The pair opened by discussing Trump’s health and what it means for the election. Of what was essentially a “superspreader” event for Barrett, after which over a dozen elected officials and members of Trump’s inner circle tested positive for the coronavirus, Kerry joked, “Trump has almost singlehandedly managed to bring down the U.S. government.”
Polling consistently shows Trump losing white suburban women voters, a key voting bloc that has historically voted Republican, and which Hillary Clinton lost in 2016. In 2018, however, this group moved to the Democratic Party en masse in a drastic shift. What’s more, Trump is not doing anything to try to win back that crucial bloc of voters. As Markos elaborated:
In 2018, Democrats won 48 seats in the House of Representatives — 38 of them were in suburban districts. We’re talking a mass annihilation of the Republican party … That systematic ass whooping in those suburban, formerly Republican districts was so overwhelming and so complete and so persistent that not even Republicans were pretending they had a chance of winning back the House this year.
Joined by guest Ilyse Hogue, Markos and Kerry also discussed the looming Supreme Court nominee confirmation process. Hogue thinks that, while margins are incredibly tight, it’s possible to derail it. On whether this battle is still worth fighting right now, Hogue said:
We have to drive up the political price of ramming through this confirmation. The people do not want it. The vast majority of Americans believe they should pick the president, and the president should pick the nominee, and by doing so, making some of those senators who came out quick think about what that means for them in 2020 and 2022, too. And let’s be clear: by the schedule they put out, they would be taking this vote days before the election, after people have already started to vote. So any glitch in the plan, any one of their senators peeling away kicks this into lame duck session, and we can win the election and have more control. So we have to fight like it’s winnable and drive up the political price in the process.

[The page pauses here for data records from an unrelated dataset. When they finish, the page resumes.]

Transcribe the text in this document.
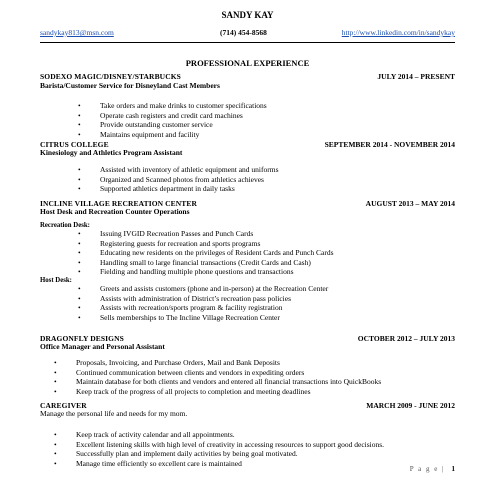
SANDY KAY
sandykay813@msn.com	(714) 454-8568	http://www.linkedin.com/in/sandykay
PROFESSIONAL EXPERIENCE
SODEXO MAGIC/DISNEY/STARBUCKS	JULY 2014 – PRESENT
Barista/Customer Service for Disneyland Cast Members
•	Take orders and make drinks to customer specifications
•	Operate cash registers and credit card machines
•	Provide outstanding customer service
•	Maintains equipment and facility
CITRUS COLLEGE	SEPTEMBER 2014 - NOVEMBER 2014
Kinesiology and Athletics Program Assistant
•	Assisted with inventory of athletic equipment and uniforms
•	Organized and Scanned photos from athletics achieves
•	Supported athletics department in daily tasks
INCLINE VILLAGE RECREATION CENTER	AUGUST 2013 – MAY 2014
Host Desk and Recreation Counter Operations
Recreation Desk:
•	Issuing IVGID Recreation Passes and Punch Cards
•	Registering guests for recreation and sports programs
•	Educating new residents on the privileges of Resident Cards and Punch Cards
•	Handling small to large financial transactions (Credit Cards and Cash)
•	Fielding and handling multiple phone questions and transactions
Host Desk:
•	Greets and assists customers (phone and in-person) at the Recreation Center
•	Assists with administration of District’s recreation pass policies
•	Assists with recreation/sports program & facility registration
•	Sells memberships to The Incline Village Recreation Center
DRAGONFLY DESIGNS	OCTOBER 2012 – JULY 2013
Office Manager and Personal Assistant
•	Proposals, Invoicing, and Purchase Orders, Mail and Bank Deposits
•	Continued communication between clients and vendors in expediting orders
•	Maintain database for both clients and vendors and entered all financial transactions into QuickBooks
•	Keep track of the progress of all projects to completion and meeting deadlines
CAREGIVER	MARCH 2009 - JUNE 2012
Manage the personal life and needs for my mom.
•	Keep track of activity calendar and all appointments.
•	Excellent listening skills with high level of creativity in accessing resources to support good decisions.
•	Successfully plan and implement daily activities by being goal motivated.
•	Manage time efficiently so excellent care is maintained
P a g e | 1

Hogue also emphasized that we can push on certain “pressure points” when it comes to certain senators who are more vulnerable during their battles for reelection this year—including Sen. Lindsey Graham—who she thinks will get cold feet once faced with strong opposing momentum. While Markos thinks that “this battle is really starting to hurt these Republicans politically,” it remains to be seen whether they will surrender or keep fighting.